異業種の共同戦線は組み合わせ次第で効果大

ビジネスモデル

6月3日放送の「ガイアの夜明け」を遅ればせながら昨日観ました。題して「今を生き抜く!共同戦線」。とても対照的な2件がフィーチャーされており、(実はそれほど期待せずに観たのですが)興味深い内容でした。

一つめは「コンビニ×カラオケ」の組み合わせ。これは想像以上によい組み合わせでした。コンビニのファミリーマートと、「カラオケDAM」を運営する第一興商が手を組んだ、一体型店舗が4月に東京・蒲田駅前にオープンしています(正確には第一興商がオーナーで、コンビニのFC店として展開)。正面のカウンターには、カラオケの受付とコンビニのレジが共に設置されています。カラオケルームは、飲み物・食べ物の持ち込みがOK。カラオケの利用客に、コンビニで弁当や総菜・菓子・飲み物などを購入してもらうのが狙いです。確かに大いに安く済むので、若い客やサラリーマン・OL客には大受けでした。

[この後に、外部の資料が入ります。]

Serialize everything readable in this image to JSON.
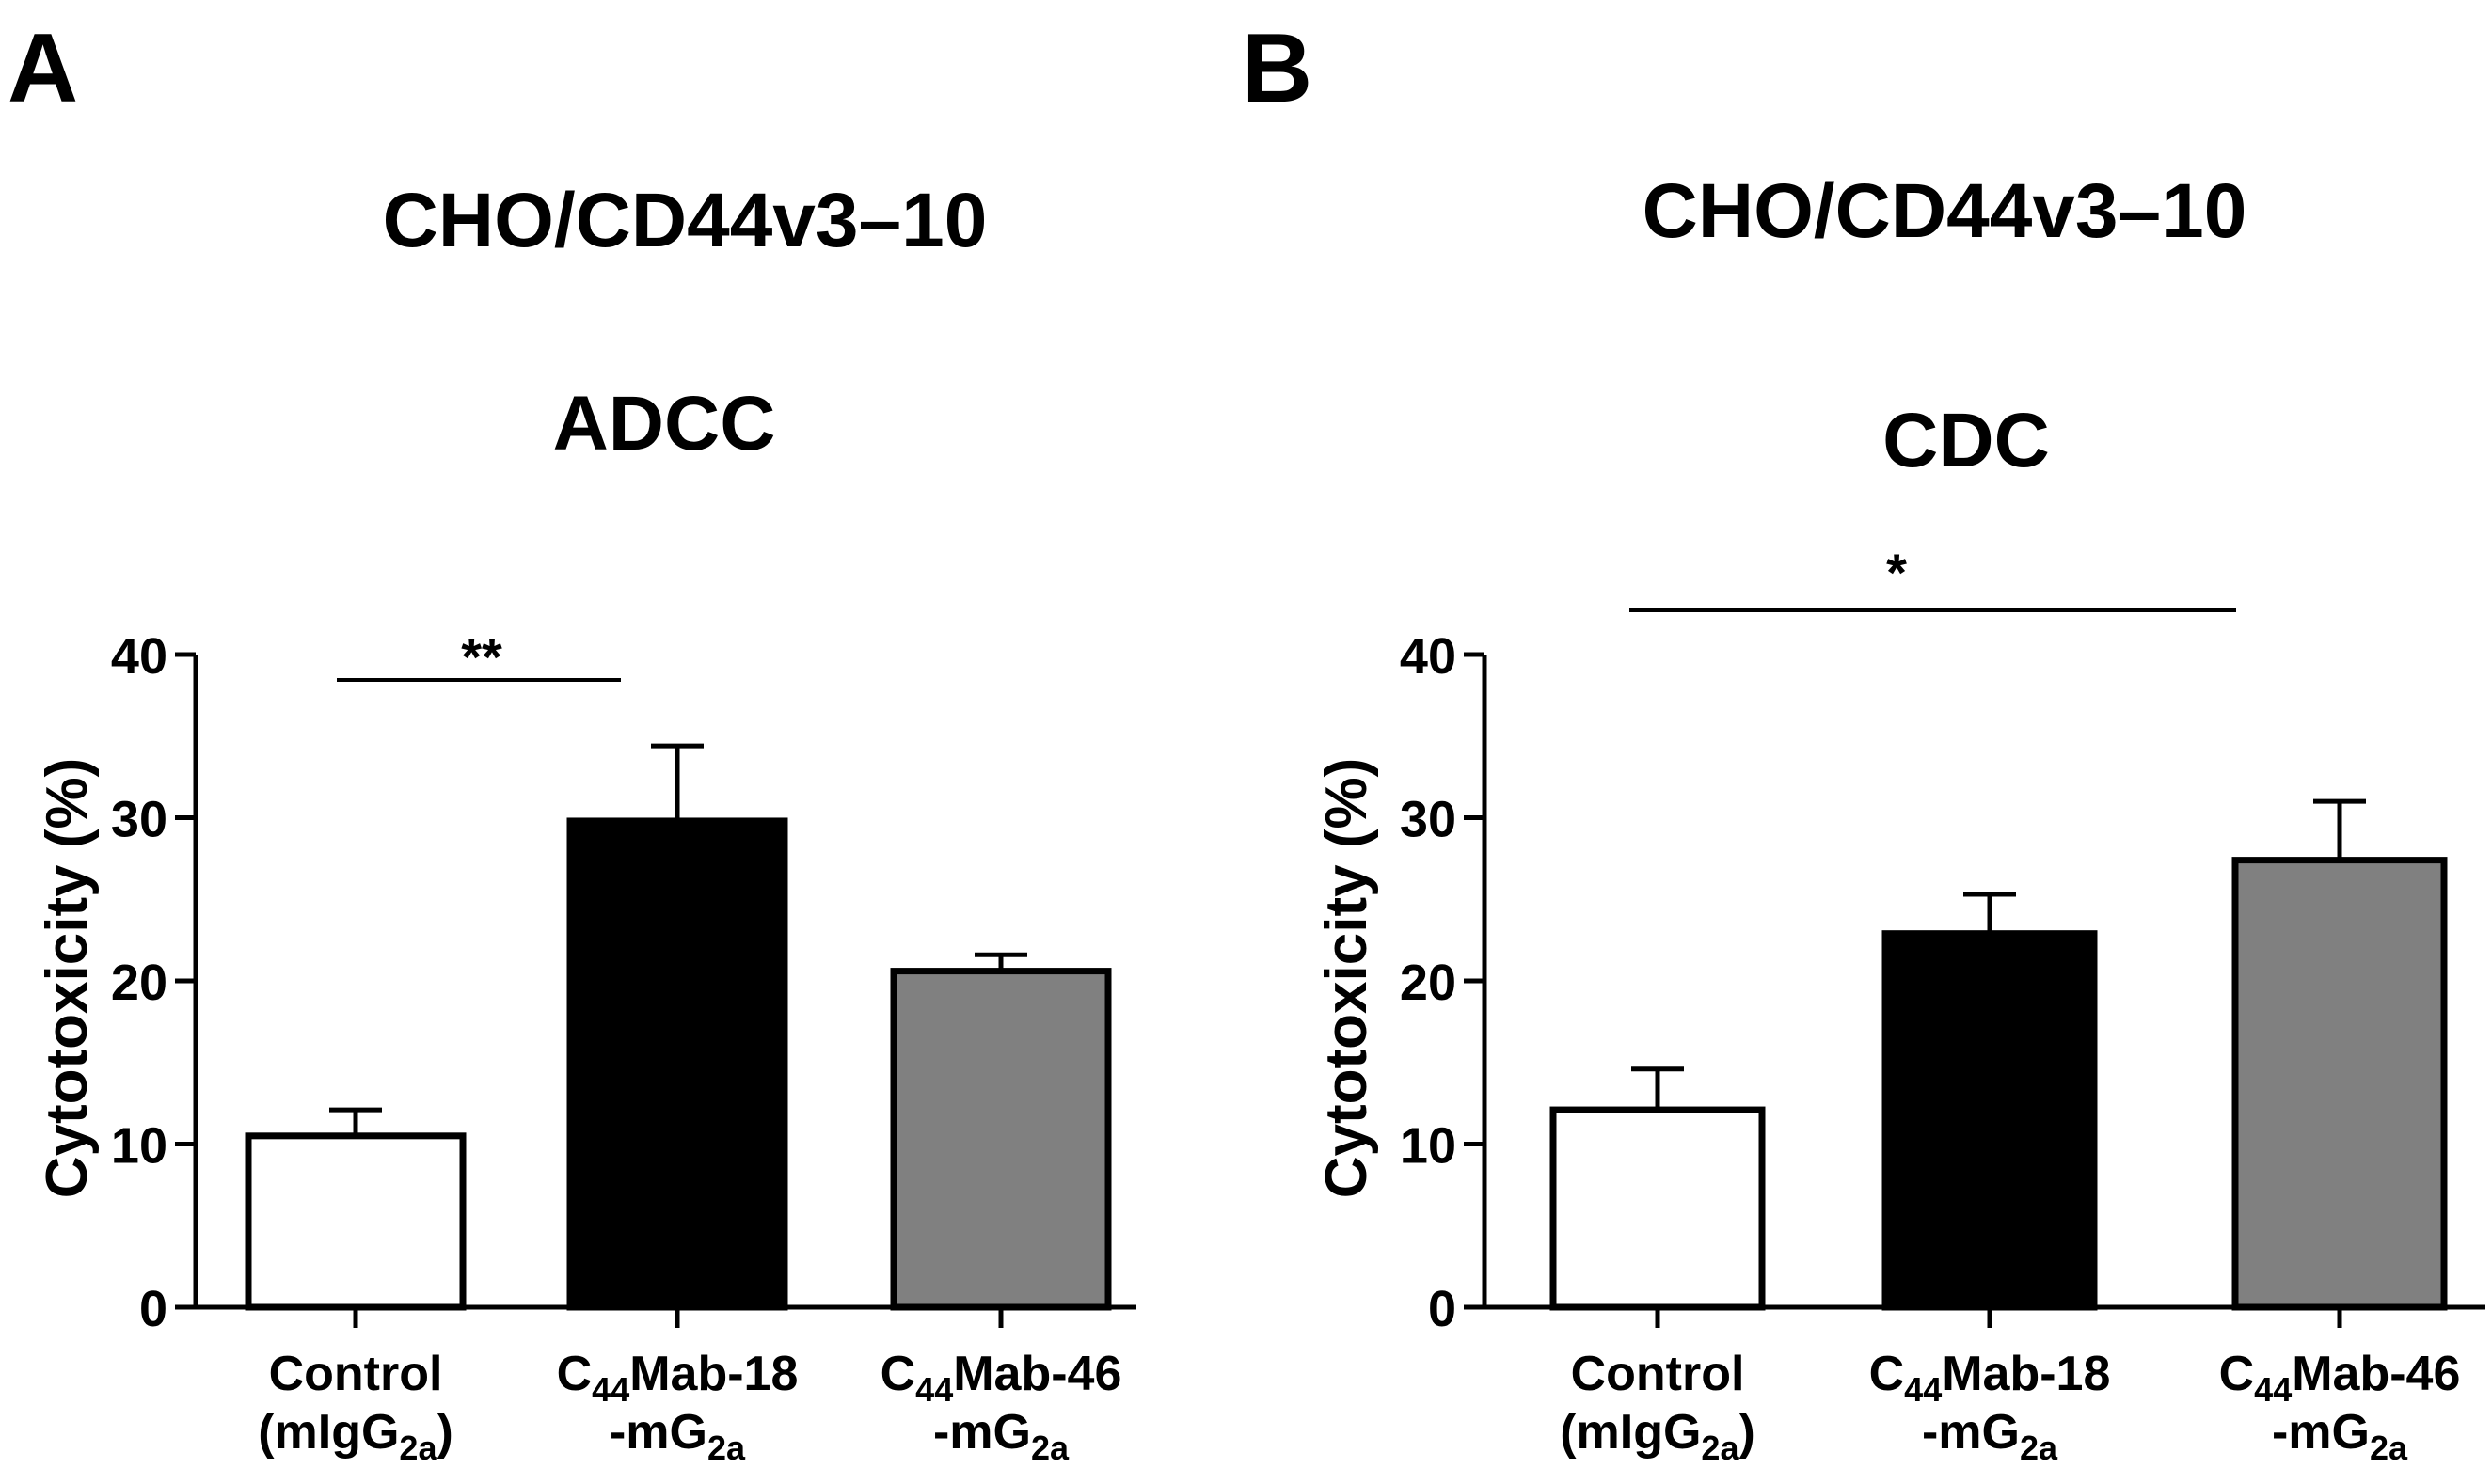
{
  "panels": [
    {
      "letter": "A",
      "title": "CHO/CD44v3–10",
      "subtitle": "ADCC",
      "ylabel": "Cytotoxicity (%)",
      "significance": "**"
    },
    {
      "letter": "B",
      "title": "CHO/CD44v3–10",
      "subtitle": "CDC",
      "ylabel": "Cytotoxicity (%)",
      "significance": "*"
    }
  ],
  "categories": [
    {
      "main": "Control",
      "sub": "(mIgG",
      "sub_script": "2a",
      "sub_end": ")"
    },
    {
      "main_prefix": "C",
      "main_script": "44",
      "main": "Mab-18",
      "sub": "-mG",
      "sub_script": "2a",
      "sub_end": ""
    },
    {
      "main_prefix": "C",
      "main_script": "44",
      "main": "Mab-46",
      "sub": "-mG",
      "sub_script": "2a",
      "sub_end": ""
    }
  ],
  "colors": {
    "control": "#ffffff",
    "mab18": "#000000",
    "mab46": "#808080"
  },
  "chart_data": [
    {
      "type": "bar",
      "title": "CHO/CD44v3–10",
      "subtitle": "ADCC",
      "categories": [
        "Control (mIgG2a)",
        "C44Mab-18-mG2a",
        "C44Mab-46-mG2a"
      ],
      "values": [
        10.5,
        29.8,
        20.6
      ],
      "errors": [
        1.6,
        4.6,
        1.0
      ],
      "ylabel": "Cytotoxicity (%)",
      "ylim": [
        0,
        40
      ],
      "yticks": [
        0,
        10,
        20,
        30,
        40
      ],
      "significance": [
        {
          "from": 0,
          "to": 1,
          "label": "**"
        }
      ]
    },
    {
      "type": "bar",
      "title": "CHO/CD44v3–10",
      "subtitle": "CDC",
      "categories": [
        "Control (mIgG2a)",
        "C44Mab-18-mG2a",
        "C44Mab-46-mG2a"
      ],
      "values": [
        12.1,
        22.9,
        27.4
      ],
      "errors": [
        2.5,
        2.4,
        3.6
      ],
      "ylabel": "Cytotoxicity (%)",
      "ylim": [
        0,
        40
      ],
      "yticks": [
        0,
        10,
        20,
        30,
        40
      ],
      "significance": [
        {
          "from": 0,
          "to": 2,
          "label": "*"
        }
      ]
    }
  ]
}
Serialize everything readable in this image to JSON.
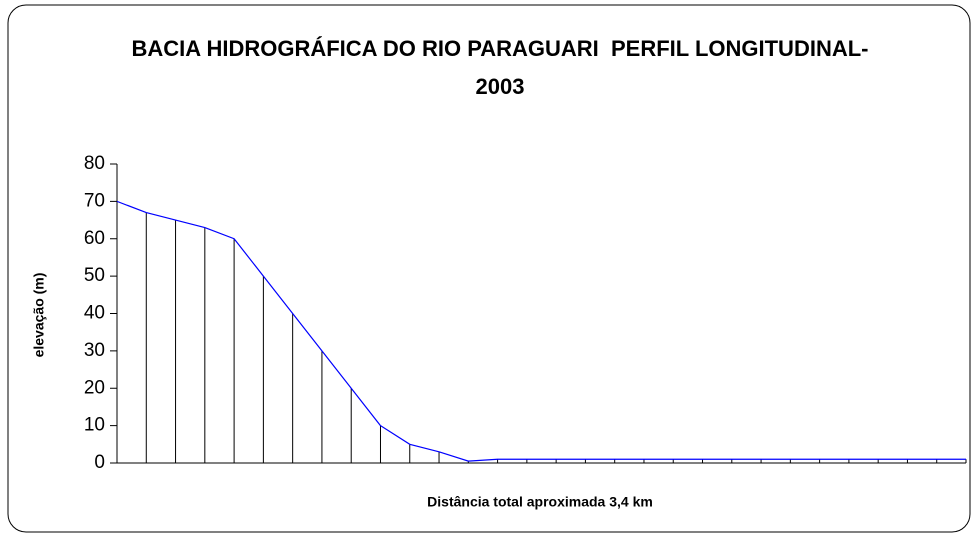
{
  "chart_data": {
    "type": "line",
    "title": "BACIA HIDROGRÁFICA DO RIO PARAGUARI  PERFIL LONGITUDINAL- 2003",
    "x_label": "Distância total aproximada 3,4 km",
    "y_label": "elevação (m)",
    "categories": [
      null,
      null,
      null,
      null,
      null,
      null,
      null,
      null,
      null,
      null,
      null,
      null,
      null,
      null,
      null,
      null,
      null,
      null,
      null,
      null,
      null,
      null,
      null,
      null,
      null,
      null,
      null,
      null,
      null,
      null
    ],
    "series": [
      {
        "name": "elevação",
        "color": "#0000ff",
        "values": [
          70,
          67,
          65,
          63,
          60,
          50,
          40,
          30,
          20,
          10,
          5,
          3,
          0.5,
          1,
          1,
          1,
          1,
          1,
          1,
          1,
          1,
          1,
          1,
          1,
          1,
          1,
          1,
          1,
          1,
          1
        ]
      }
    ],
    "ylim": [
      0,
      80
    ],
    "yticks": [
      0,
      10,
      20,
      30,
      40,
      50,
      60,
      70,
      80
    ],
    "drop_lines": true
  }
}
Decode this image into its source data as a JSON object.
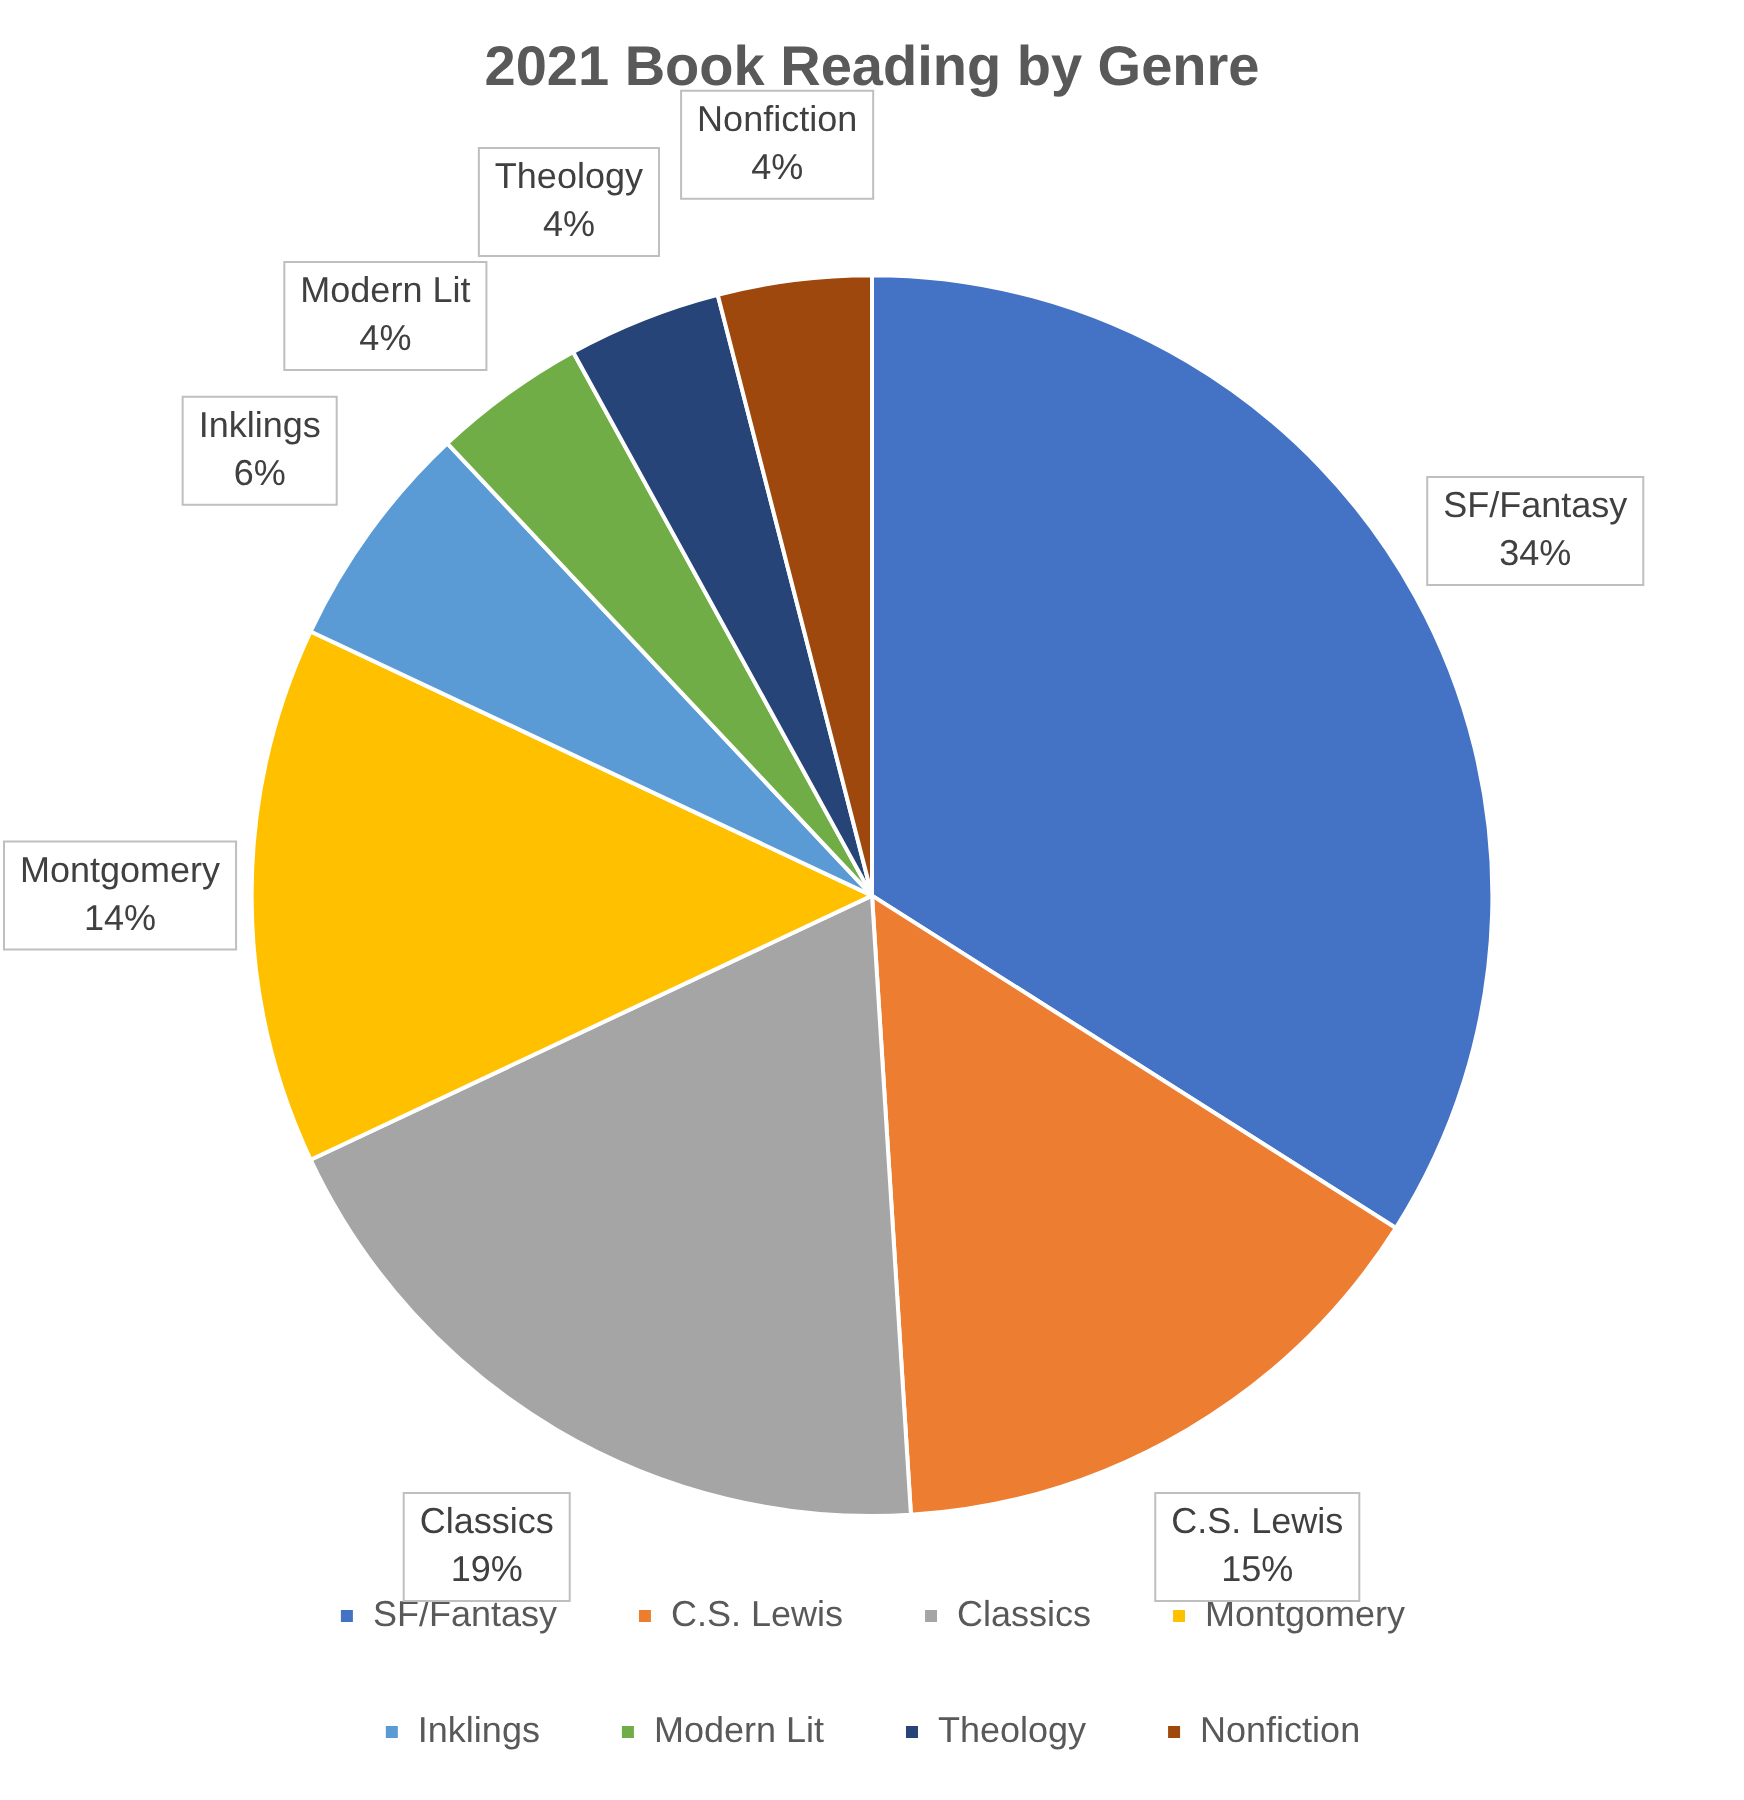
{
  "chart_data": {
    "type": "pie",
    "title": "2021 Book Reading by Genre",
    "categories": [
      "SF/Fantasy",
      "C.S. Lewis",
      "Classics",
      "Montgomery",
      "Inklings",
      "Modern Lit",
      "Theology",
      "Nonfiction"
    ],
    "values": [
      34,
      15,
      19,
      14,
      6,
      4,
      4,
      4
    ],
    "value_labels": [
      "34%",
      "15%",
      "19%",
      "14%",
      "6%",
      "4%",
      "4%",
      "4%"
    ],
    "colors": [
      "#4472c4",
      "#ed7d31",
      "#a5a5a5",
      "#ffc000",
      "#5b9bd5",
      "#70ad47",
      "#264478",
      "#9e480e"
    ],
    "legend": "bottom"
  }
}
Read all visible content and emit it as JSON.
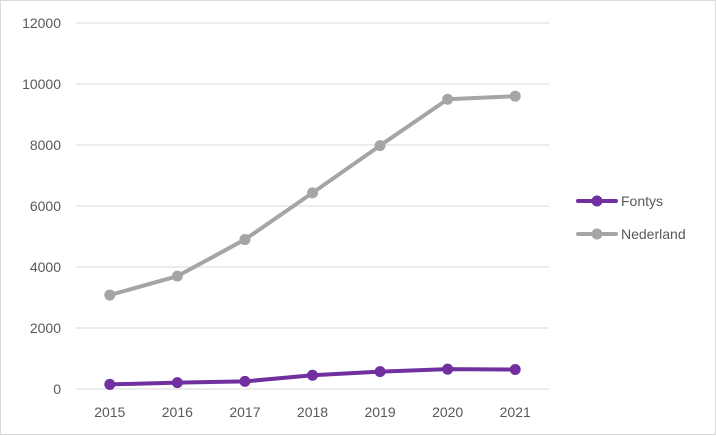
{
  "chart_data": {
    "type": "line",
    "title": "",
    "xlabel": "",
    "ylabel": "",
    "x": [
      "2015",
      "2016",
      "2017",
      "2018",
      "2019",
      "2020",
      "2021"
    ],
    "ylim": [
      0,
      12000
    ],
    "yticks": [
      "0",
      "2000",
      "4000",
      "6000",
      "8000",
      "10000",
      "12000"
    ],
    "grid": true,
    "legend_position": "right",
    "series": [
      {
        "name": "Fontys",
        "color": "#7030a0",
        "values": [
          150,
          210,
          250,
          450,
          570,
          650,
          640
        ]
      },
      {
        "name": "Nederland",
        "color": "#a5a5a5",
        "values": [
          3080,
          3700,
          4900,
          6430,
          7980,
          9500,
          9600
        ]
      }
    ]
  }
}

この共同店舗ではキッチンやボックスまで飲食物を運ぶスタッフが不要なので、出店コストを大幅に削減できるということです。確かに。客にも店にもメリットがあります。

スタート直後、意外な客層で賑わっていました。それは高齢者グループです。都会での安い社交場なんですね。でもファミリーマートには明らかな課題がありました。彼らは併設のコンビニではなく別の店(スーパー、弁当屋)で飲み物・食べ物を買ってくることでした。確かに普通のコンビニで売っているのは若者向けの脂っこい食品やインスタント食品ばかり。高齢者の口には合わないのでしょう。その様子を観察していたファミリーマートの担当者が本部と掛け合い、高齢者向けの食品を開発させ、来店する高齢者に新商品をアピールし続けると、少しずつ店内で買ってくれるようになっていく様子が放送されていました。

この連携は成功すると思います。

もうひとつの融合は百貨店×郵便局の組み合わせ。百貨店業界トップの三越伊勢丹と全国2万以上の郵便局を持つ日本郵便が共同で、新たな通販カタログ事業に乗り出したのです。三越伊勢丹グループのバイヤーが選りすぐった衣料品や雑貨などを、全国の郵便局を通じて販売するという事業モデルです。

日本郵便の通販は、各地の特産品など食品分野には強いのですが、それ以外は不得意というのが現状。三越伊勢丹と組むことで、そのブランド力と商品力を高める狙いです。一方で、三越伊勢丹側は従来とりこぼしていた地域の需要を、全国隅々まで網羅する郵便局のネットワークで掘り起こしたいという狙いです。番組の中でも、来店するなじみ客に郵便局スタッフが売り込んで買ってもらっていましたが、これは普段の信頼のなせる技です。また、通販に頼る田舎の高齢者のおうちを郵便局のスタッフが訪問して、ふとんクリーナーを売り込んでいました。確かに説明を要する商品なので、(ジャパネットの高田社長以外の)通販では二の足を踏むところですが、訪問販売で正解なのでしょう。

しかし問題は、この組み合わせは「負け組同士」なことです。継続的なマーチャンダイジング力も宣伝センスも、男性中心の日本郵便からは生まれてこないことでしょう。三越伊勢丹も、都会の高齢女性やビジネスマンに受ける品やサービスは分かるでしょうが、田舎の中高年に受けるファッションや雑貨はさっぱり分からないのではと思います。最初はともかく、長続きするのか少々不安な組み合わせです。